Email: xue.chen1@northwestern.edu

Location: Tech LG68

Time: TuTh 10:00-11:20 am

Office Hours: MW 1-2pm at Mudd 3217

Description: This graduate course is an introduction to computational complexity. Computational complexity studies the limits and capabilities of efficient computation, as well as tradeoffs between different computational resources. Apart from the central P versus NP question, we explore a variety of other fascinating topics, including the connection between learning theory and average-case complexity, hardness versus randomness (the BPP versus P question), and the surprising equivalence of probabilistically checkable proofs (PCPs) and the hardness of approximating certain optimization problems.

The tentative outline for the course is as follows:

  • Introduction to basic complexity classes: P, BPP and NP.
  • Adleman's theorem and introduction to circuits P/poly.
  • AC0 circuits and Parity.
  • Hastad's switching Lemma.
  • Hardness vs Randomness: Nisan's PRG and P vs BPP.
  • Fourier transform and LMN learning.
  • Space Complexity.
  • PCP and hardness of approximation.

Textbook and Other readings: There is no required textbook.

Two good books for references are Arora and Barak, Computational Complexity: A Modern Approach and Oded Goldreich, Computational Complexity: A conceptual Perspective.

Lecture notes for references: Luca Trevisan.

Evaluation: There will be 3-4 homework problem sets.

Collaboration policy: You are encouraged to collaborate on homework.
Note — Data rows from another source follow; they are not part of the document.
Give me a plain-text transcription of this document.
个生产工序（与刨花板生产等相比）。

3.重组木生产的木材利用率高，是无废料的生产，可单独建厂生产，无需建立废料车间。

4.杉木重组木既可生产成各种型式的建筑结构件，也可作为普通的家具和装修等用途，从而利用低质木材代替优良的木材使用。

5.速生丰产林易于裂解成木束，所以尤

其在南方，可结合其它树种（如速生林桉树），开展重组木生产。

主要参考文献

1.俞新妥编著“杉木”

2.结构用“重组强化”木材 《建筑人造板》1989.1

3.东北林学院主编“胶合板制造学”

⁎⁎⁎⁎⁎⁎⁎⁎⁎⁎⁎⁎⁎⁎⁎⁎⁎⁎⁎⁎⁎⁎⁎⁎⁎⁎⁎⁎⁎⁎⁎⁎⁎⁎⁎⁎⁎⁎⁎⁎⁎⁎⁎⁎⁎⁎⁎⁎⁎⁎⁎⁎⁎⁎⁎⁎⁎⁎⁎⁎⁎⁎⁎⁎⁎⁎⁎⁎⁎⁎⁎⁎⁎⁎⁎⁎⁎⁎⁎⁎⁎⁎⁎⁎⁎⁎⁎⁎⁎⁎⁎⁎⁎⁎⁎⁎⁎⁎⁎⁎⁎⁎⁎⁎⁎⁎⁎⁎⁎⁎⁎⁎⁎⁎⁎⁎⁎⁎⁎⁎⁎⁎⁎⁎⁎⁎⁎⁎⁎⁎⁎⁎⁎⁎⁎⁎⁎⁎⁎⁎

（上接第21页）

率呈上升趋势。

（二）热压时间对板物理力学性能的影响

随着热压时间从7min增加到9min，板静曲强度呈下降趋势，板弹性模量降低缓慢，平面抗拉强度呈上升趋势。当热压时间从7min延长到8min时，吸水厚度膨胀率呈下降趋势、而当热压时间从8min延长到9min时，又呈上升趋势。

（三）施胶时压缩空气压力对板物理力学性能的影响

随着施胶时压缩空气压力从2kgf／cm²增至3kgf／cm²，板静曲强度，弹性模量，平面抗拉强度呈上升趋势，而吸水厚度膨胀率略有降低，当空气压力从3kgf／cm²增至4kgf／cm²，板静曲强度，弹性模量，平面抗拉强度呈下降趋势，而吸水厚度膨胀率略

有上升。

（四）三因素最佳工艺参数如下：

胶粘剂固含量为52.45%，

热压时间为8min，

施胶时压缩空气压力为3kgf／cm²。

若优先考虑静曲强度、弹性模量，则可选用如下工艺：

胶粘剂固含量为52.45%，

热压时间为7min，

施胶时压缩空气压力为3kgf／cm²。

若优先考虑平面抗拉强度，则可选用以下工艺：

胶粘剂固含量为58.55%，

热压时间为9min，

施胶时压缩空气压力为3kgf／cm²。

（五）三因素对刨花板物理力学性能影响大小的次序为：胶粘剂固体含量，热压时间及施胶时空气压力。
However, you must write up your own solutions. You should also state the names of those you collaborated with on the first page of your submission.

Citation policy: Try to solve the problems without reading any published literature or websites, besides the class text and links off of the class web page. If, however, you do use a solution or part of a solution that you found in the literature or on the web, you must cite it.

Submission policy: Homeworks are due at the beginning of class. No late homeworks will be accepted.

Canvas: We will use canvas to post homework and grades.

Grading: 20% Participation, 40% Homework, 40% final projection/presentation.

Additional material: Karger's algorithm and Impagliazzo's five worlds.